Jay Gohil
Fareed Zakaria has written a very interesting piece about the recent warm relations between India and Pakistan, as exemplified by the surprisingly warm spirited face to face meeting between India's Prime Minister Atal Bihari Vaypayee and Pakistan's President Pervez Musharraf.
The article looks at the maturation of Musharraf and of Vajpayee, wanting now to leave a legacy as he turns 80. But two-thirds of the way through the article is this wonderfully written passage about why India wants peace now and the challenge Pakistan faces in matching India's pace:
(S)omething...important has happened in South Asia over the past 15 years. India has been transformed by a market revolution. Globalization has come to every part of the country, whether in the form of a call-center job, a Chinese-made toy or American-inspired television shows. Suddenly Indians want to compete. And they are. Last year India's economy was the second fastest growing in the world, at 7.4 percent. Its business leaders speak confidently of becoming global players in their fields. In this Indian future, a continuing cold war with Pakistan is a drag.
During the same period, however, Pakistan went down a different path, one of radical Islam and domestic dysfunction. The results?

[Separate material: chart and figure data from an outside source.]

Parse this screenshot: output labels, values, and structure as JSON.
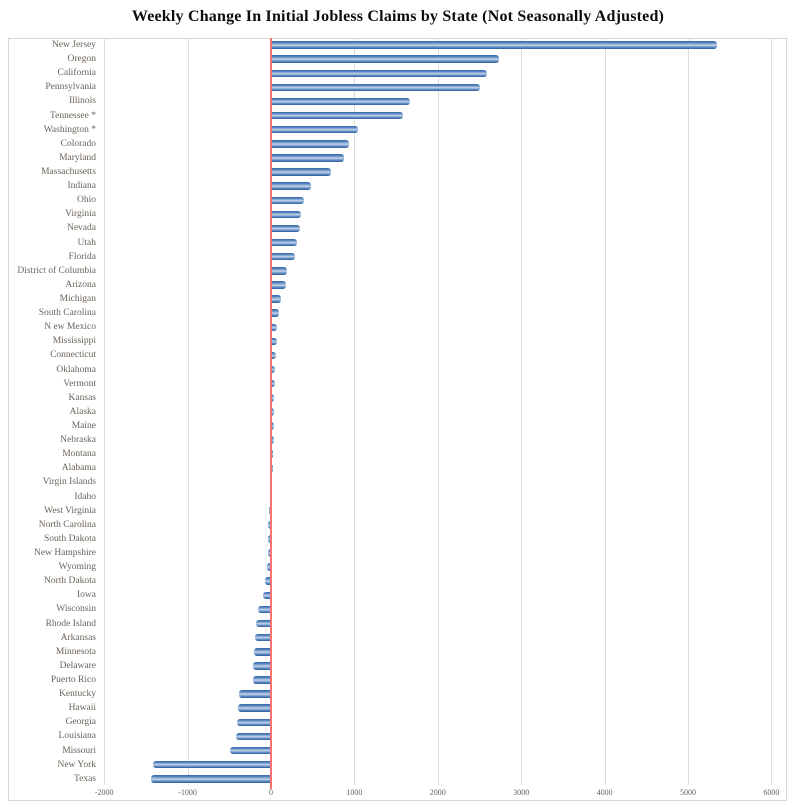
{
  "title": "Weekly Change In Initial Jobless Claims by State (Not Seasonally Adjusted)",
  "chart_data": {
    "type": "bar",
    "orientation": "horizontal",
    "title": "Weekly Change In Initial Jobless Claims by State (Not Seasonally Adjusted)",
    "xlabel": "",
    "ylabel": "",
    "xlim": [
      -2000,
      6000
    ],
    "grid": "vertical-light-gray",
    "legend": "none",
    "zero_line": true,
    "categories": [
      "New Jersey",
      "Oregon",
      "California",
      "Pennsylvania",
      "Illinois",
      "Tennessee *",
      "Washington *",
      "Colorado",
      "Maryland",
      "Massachusetts",
      "Indiana",
      "Ohio",
      "Virginia",
      "Nevada",
      "Utah",
      "Florida",
      "District of Columbia",
      "Arizona",
      "Michigan",
      "South Carolina",
      "N ew Mexico",
      "Mississippi",
      "Connecticut",
      "Oklahoma",
      "Vermont",
      "Kansas",
      "Alaska",
      "Maine",
      "Nebraska",
      "Montana",
      "Alabama",
      "Virgin Islands",
      "Idaho",
      "West Virginia",
      "North Carolina",
      "South Dakota",
      "New Hampshire",
      "Wyoming",
      "North Dakota",
      "Iowa",
      "Wisconsin",
      "Rhode Island",
      "Arkansas",
      "Minnesota",
      "Delaware",
      "Puerto Rico",
      "Kentucky",
      "Hawaii",
      "Georgia",
      "Louisiana",
      "Missouri",
      "New York",
      "Texas"
    ],
    "values": [
      5350,
      2730,
      2590,
      2500,
      1670,
      1580,
      1040,
      930,
      880,
      720,
      480,
      400,
      355,
      345,
      310,
      290,
      190,
      185,
      120,
      90,
      75,
      70,
      55,
      45,
      42,
      38,
      35,
      32,
      30,
      25,
      18,
      5,
      -5,
      -20,
      -30,
      -35,
      -40,
      -45,
      -70,
      -95,
      -150,
      -180,
      -190,
      -205,
      -210,
      -220,
      -380,
      -400,
      -410,
      -425,
      -490,
      -1410,
      -1440
    ],
    "x_ticks": [
      {
        "label": "-2000",
        "value": -2000
      },
      {
        "label": "-1000",
        "value": -1000
      },
      {
        "label": "0",
        "value": 0
      },
      {
        "label": "1000",
        "value": 1000
      },
      {
        "label": "2000",
        "value": 2000
      },
      {
        "label": "3000",
        "value": 3000
      },
      {
        "label": "4000",
        "value": 4000
      },
      {
        "label": "5000",
        "value": 5000
      },
      {
        "label": "6000",
        "value": 6000
      }
    ],
    "colors": {
      "bar": "#4f81bd",
      "bar_edge": "#315c9e",
      "zero_line": "#f87272",
      "gridline": "#dcdcdc",
      "labels": "#6b6259",
      "title": "#0d0d0d",
      "background": "#ffffff"
    }
  }
}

In 1985, its per capita GDP was 6.5 percent higher than India's; today it's 23 percent lower. Its birth rate is soaring at a frightening 2.8 percent, while India's is 1.7 percent and dropping. Thirty percent of Pakistan's economy is consumed by its military.
Musharraf has broken Pakistan's fall. And he realizes, now, that to modernize Pakistan he needs peace with India. But the country is proving hard to turn around; the rot has set in deep. And yet, as Shekhar Gupta, one of India's smartest pundits, has noted, peace will be a success only when Pakistan is a success.